Local health authorities are often refusing to finance the treatment for patients keen to not pass on defective genes to their offspring, according to evidence collated from one of the country’s leading gene-screening clinics.
Scientists are expecting a higher demand for the technique, known as preimplantation genetic diagnosis (PGD), following the launch of a pilot scheme to screen adults for defective genes. It was revealed last week that members of the London community of Ashkenazi Jews were being offered screening for the BRCA gene, which increases the chance of breast, ovarian and prostate cancers.
The first British baby to be screened for such a gene was born last week, and was viewed as an important milestone in medical advances to battle genetic diseases.
PGD is expensive, costing between £5,000 and £20,000 and is only available to a select number of couples each year who want to avoid passing on known defective genes to their unborn children.
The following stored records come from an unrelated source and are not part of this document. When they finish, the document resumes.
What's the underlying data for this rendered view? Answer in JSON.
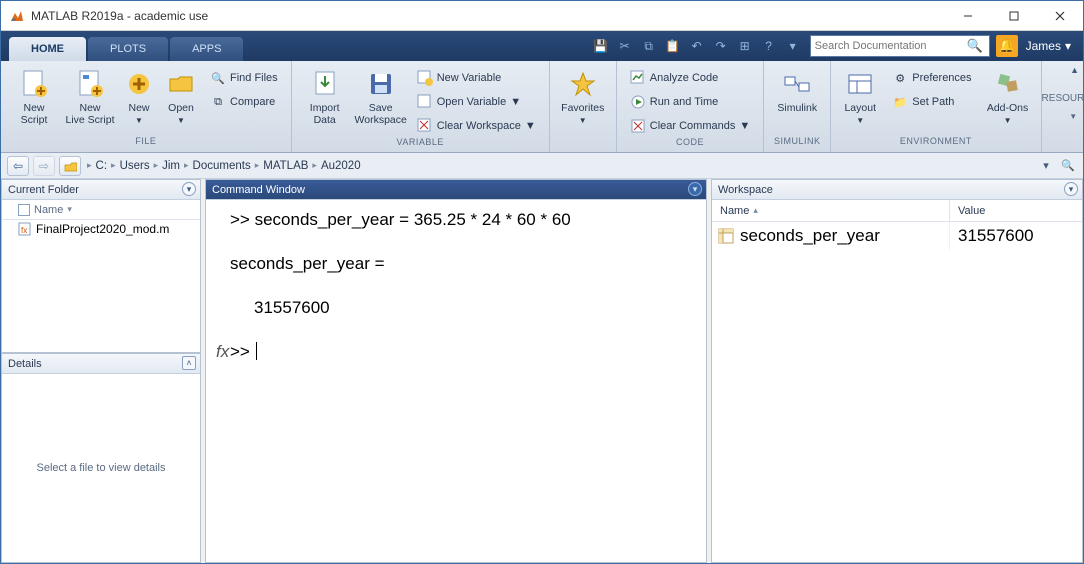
{
  "title": "MATLAB R2019a - academic use",
  "tabs": {
    "home": "HOME",
    "plots": "PLOTS",
    "apps": "APPS"
  },
  "search": {
    "placeholder": "Search Documentation"
  },
  "user": {
    "name": "James"
  },
  "ribbon": {
    "file": {
      "label": "FILE",
      "new_script": "New\nScript",
      "new_live": "New\nLive Script",
      "new": "New",
      "open": "Open",
      "find_files": "Find Files",
      "compare": "Compare"
    },
    "variable": {
      "label": "VARIABLE",
      "import": "Import\nData",
      "save_ws": "Save\nWorkspace",
      "new_var": "New Variable",
      "open_var": "Open Variable",
      "clear_ws": "Clear Workspace"
    },
    "favorites": "Favorites",
    "code": {
      "label": "CODE",
      "analyze": "Analyze Code",
      "run_time": "Run and Time",
      "clear_cmd": "Clear Commands"
    },
    "simulink": {
      "label": "SIMULINK",
      "btn": "Simulink"
    },
    "env": {
      "label": "ENVIRONMENT",
      "layout": "Layout",
      "prefs": "Preferences",
      "setpath": "Set Path",
      "addons": "Add-Ons"
    },
    "resources": "RESOURCES"
  },
  "path": {
    "segments": [
      "C:",
      "Users",
      "Jim",
      "Documents",
      "MATLAB",
      "Au2020"
    ]
  },
  "current_folder": {
    "title": "Current Folder",
    "name_col": "Name",
    "files": [
      "FinalProject2020_mod.m"
    ]
  },
  "details": {
    "title": "Details",
    "placeholder": "Select a file to view details"
  },
  "command_window": {
    "title": "Command Window",
    "input_line": ">> seconds_per_year = 365.25 * 24 * 60 * 60",
    "echo_line": "seconds_per_year =",
    "result": "31557600",
    "prompt": ">>"
  },
  "workspace": {
    "title": "Workspace",
    "name_col": "Name",
    "value_col": "Value",
    "vars": [
      {
        "name": "seconds_per_year",
        "value": "31557600"
      }
    ]
  }
}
Over 60 conditions can be picked up using the technique, including cystic fibrosis, Huntington’s disease and various forms of cancer - all of which develop following inheritance of a specific defective gene.
However, as with so many expensive treatments, the NHS have to refuse many couples as NICE do not consider it to be cost effective. Joe Delhanty, Professor of Human Genetics at the University College London PGD centre said,
“Funding for the procedure is a postcode lottery. More than 100 couples a year are referred to us from all over the country but more than 50 per cent have problems with funding in the absence of guidelines from NICE.
“If local PCTs [primary care trusts] do not see this as a priority then they do not provide funding, it is as simple as that, but they do not consider the potential money they save by ensuring a child will be free of a disease.”
While Professor Delhanty would not identify specific trusts where funding was a problem, he did comment that couples living in the North of England had a higher chance of getting funding for PGD, while people living in London and the South East faced paying thousands for private treatment.
Each year funding is granted for PGD for only few hundred couples. However, to qualify, couples must already know that their is a family history of illnesses resulting from defective genes. A clinical geneticist establishes the risk before IVF treatment is used to produce and fertilise embryos in the womb once the presence of the faulty gene is known to be absent.
The Department of Health said last night, “PGD is available on the NHS but is considered on a case by case basis.”